La crise sanitaire est sans doute loin d’être derrière nous, de nombreux spécialistes de santé en attestent. Or chacun sait que l’avion de ligne est aujourd’hui le meilleur vecteur de propagation des pathologies. C’est en partant de ce constat très simple que des mesures ont été prises dans le pays afin de ralentir le développement du Covid19. Avec forcément plus ou moins de réussite et plus ou moins de contraintes purement administratives, après tout nous sommes en France.
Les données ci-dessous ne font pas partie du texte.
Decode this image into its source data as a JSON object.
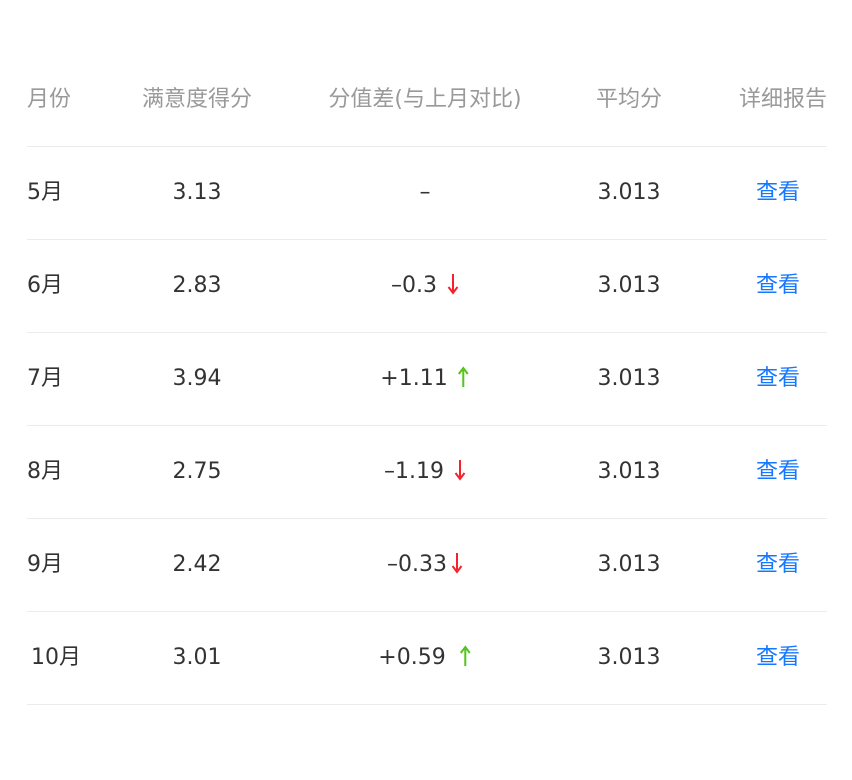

Hier c’est monsieur Jean Castex, le premier ministre, qui en visite à Roissy-CDG annonçait que désormais les voyageurs en provenance de seize pays différents devraient se soumettre à un dépistage du Covid19. Celui-ci aurait lieu dans la structure aéroportuaire, à la descente de l’avion. C’est le test PCR qui a été choisi, vous savez ce gros coton-tige qu’une infirmière vous rentre au fond de la narine jusqu’à la limite du haut-le-cœur.
Sur le principe c’est pas mal du tout sauf que ce test demande 48 heures avant de livrer son résultat. Or durant cette période d’attente aucune mesure d’isolement sanitaire n’est pour l’instant décidée. Les passagers doivent juste donner un numéro de portable afin d’être joignable par l’ARS, l’Agence Régionale de Santé. Et s’ils sont positifs au coronavirus ils doivent respecter la désormais célèbre quatorzaine.
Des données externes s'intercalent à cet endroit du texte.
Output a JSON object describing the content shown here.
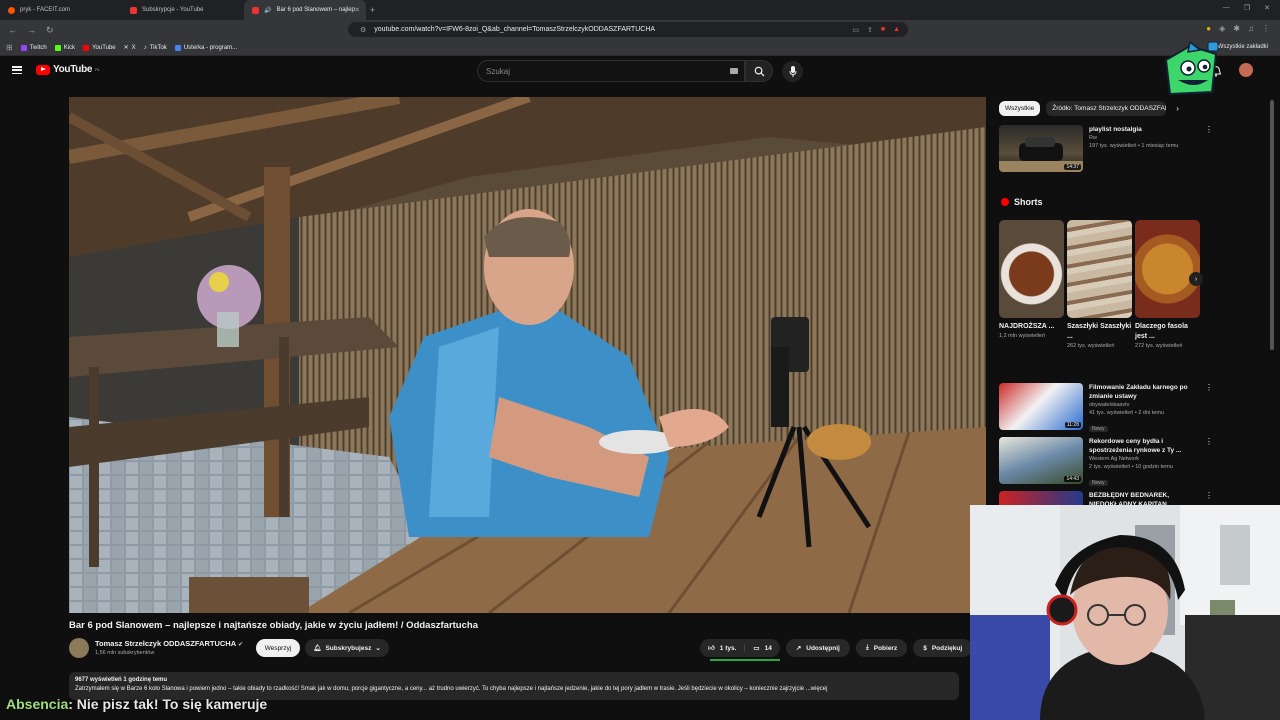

Seize pays sont donc aujourd’hui concernés par cette décision gouvernementale : Afrique du sud, Algérie, Bahreïn, Brésil, Émirats Arabes Unis, États-Unis, Inde, Israël, Koweït, Madagascar, Oman, Panama, Pérou, Qatar, Serbie, et Turquie. On remarquera que deux régions du globe se détachent en matière de présence. L’Afrique avec trois pays et le Moyen-Orient avec quatre. La présence du Brésil et des États-Unis s’explique par la vitesse à laquelle le coronavirus a explosé dans ces deux pays. Plus surprenante est la présence de la Serbie, seul pays européen actuellement dans la liste.
Car celle-ci est appelée à évoluer. Des territoires pourraient en sortir et d’autres y apparaitre. Par voie diplomatique déjà certains membres de la liste se sont dits choqués d’être ainsi pointés du doigt par la France. C’est le cas de l’Algérie, d’Israël, ou encore de la Turquie.
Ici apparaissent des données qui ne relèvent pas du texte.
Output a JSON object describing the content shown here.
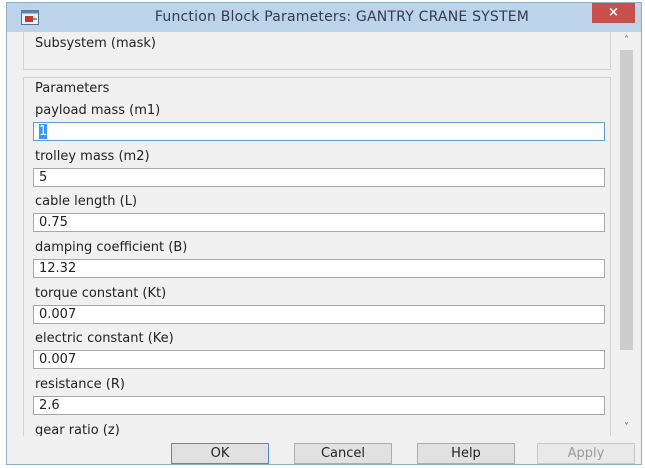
{
  "window": {
    "title": "Function Block Parameters: GANTRY CRANE SYSTEM",
    "close_glyph": "×"
  },
  "mask_section": {
    "label": "Subsystem (mask)"
  },
  "parameters": {
    "label": "Parameters",
    "fields": [
      {
        "label": "payload mass (m1)",
        "value": "1"
      },
      {
        "label": "trolley mass (m2)",
        "value": "5"
      },
      {
        "label": "cable length (L)",
        "value": "0.75"
      },
      {
        "label": "damping coefficient (B)",
        "value": "12.32"
      },
      {
        "label": "torque constant (Kt)",
        "value": "0.007"
      },
      {
        "label": "electric constant (Ke)",
        "value": "0.007"
      },
      {
        "label": "resistance (R)",
        "value": "2.6"
      },
      {
        "label": "gear ratio (z)",
        "value": ""
      }
    ]
  },
  "scrollbar": {
    "up_glyph": "˄",
    "down_glyph": "˅"
  },
  "buttons": {
    "ok": "OK",
    "cancel": "Cancel",
    "help": "Help",
    "apply": "Apply"
  },
  "icons": {
    "app": "simulink-block-icon",
    "close": "close-icon",
    "scroll_up": "chevron-up-icon",
    "scroll_down": "chevron-down-icon"
  },
  "colors": {
    "titlebar": "#bcd3ea",
    "close_button": "#c7504c",
    "focus_border": "#5d9fd6",
    "selection": "#3399ff"
  }
}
Mais ces tests PCR à la sortie même de l’avion ne sont qu’une nouvelle annonce. Il y a quelques jours plusieurs compagnies aériennes européennes, dont Air France, annonçaient des éclaircissements sur la question du masque individuel de protection. Si celui-ci est bel et bien obligatoire à bord des avions de ligne il faut savoir que seuls les masques dits jetables le sont. Les modèles FFP1, FFP2, et FFP3 bien entendu mais également le désormais fameux masque chirurgical de norme EN 14683. Et le masque en tissu ? Bah en fait il est interdit à bord.
Là où la situation devient totalement kafkaïenne c’est que ces mêmes masques en tissus sont fortement recommandés par les autorités dans les lieux publics et si possible dans la rue quand la distanciation sociale est impossible. Mais ils sont donc rejetés dans les avions de ligne. Comme disait une de mes anciennes patronnes : on marche sur la tête.

Alors pour être clair il faut savoir que le test PCR ne sera réellement obligatoire à l’entrée du territoire français qu’à partir du 1er août 2020. Ce temps d’attente est lié aux obligations légales, notamment au niveau du décret d’application. La France reste la France.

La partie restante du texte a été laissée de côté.